On May 6, the Alabama House committee gave the green light to three bills that seek to restrict reproductive rights for women, specifically regarding abortions in the state.
The first bill, HB 405 sponsored by Rep. Terri Collins (R-Decatur), is better known as “The Fetal Heartbeat Act” and it prohibits physicians from performing an abortion after a heartbeat has been detected in the fetus. The only exception to this legislation would be if the mother’s life were in danger; according to news reports, the bill does not make an exceptions in the case of rape or incest.
The second bill, HB 491 sponsored by Rep. Arnold Mooney (R-Birmingham), is called The Health Care Rights of Conscience Act. This bill would allow any healthcare professionals the ability to abstain from performing in medical practices that violate their moral and religious beliefs; this would primarily pertain to abortions, but would also be extended to sterilization, human embryonic stem cell research, and human cloning.
The last bill, HB 527 sponsored by Rep.

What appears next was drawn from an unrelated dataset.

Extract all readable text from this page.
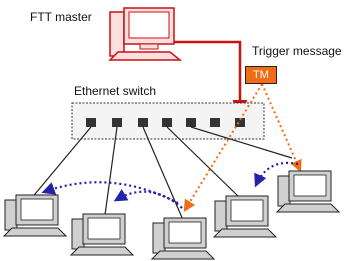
FTT master
Trigger message
Ethernet switch
TM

Ed Henry (R-Hartselle) is what many pro-choice advocates believe to be the most bizarre and unnecessary of the three bills; it would prohibit abortion clinics from operating within 2,000 feet of a school building (which is the standard distance that registered sex offenders must keep from school limits).
HB 527 is backed by pro-life supporters, and according to Madison County Assistant District Attorney Bob Becher, it isn’t safe to allow abortion clinics so close to schools.
“I have seen the signs that are held up with pictures of aborted fetuses [and] I have seen the confrontations,” Becher told Alabama lawmakers, although he neglected to mention that the people holding graphic signs outside of the Huntsville Alabama Women’s Center (located across the street from the Academy of Academics and Arts) are the very pro-lifers who are backing the bill.
Additionally, the Huntsville facility is the only abortion clinic in the entire state of Alabama.
Nevertheless, all three of these bills passed through the House committee and will now be presented for a full House vote, where it’s likely that they will pass in the GOP-majority House.
It seems likely that this bill will affect the health of young adults more so than any other age group; women tend to be the most fertile, and most likely to conceive, between the ages of 20 and 24.
Currently, no local news sources have addressed the possibility of increased illegal abortions, should these bills pass, nor is there information about the economic impact of forcing more young women out of the classroom and workplace in order to carry pregnancies to term.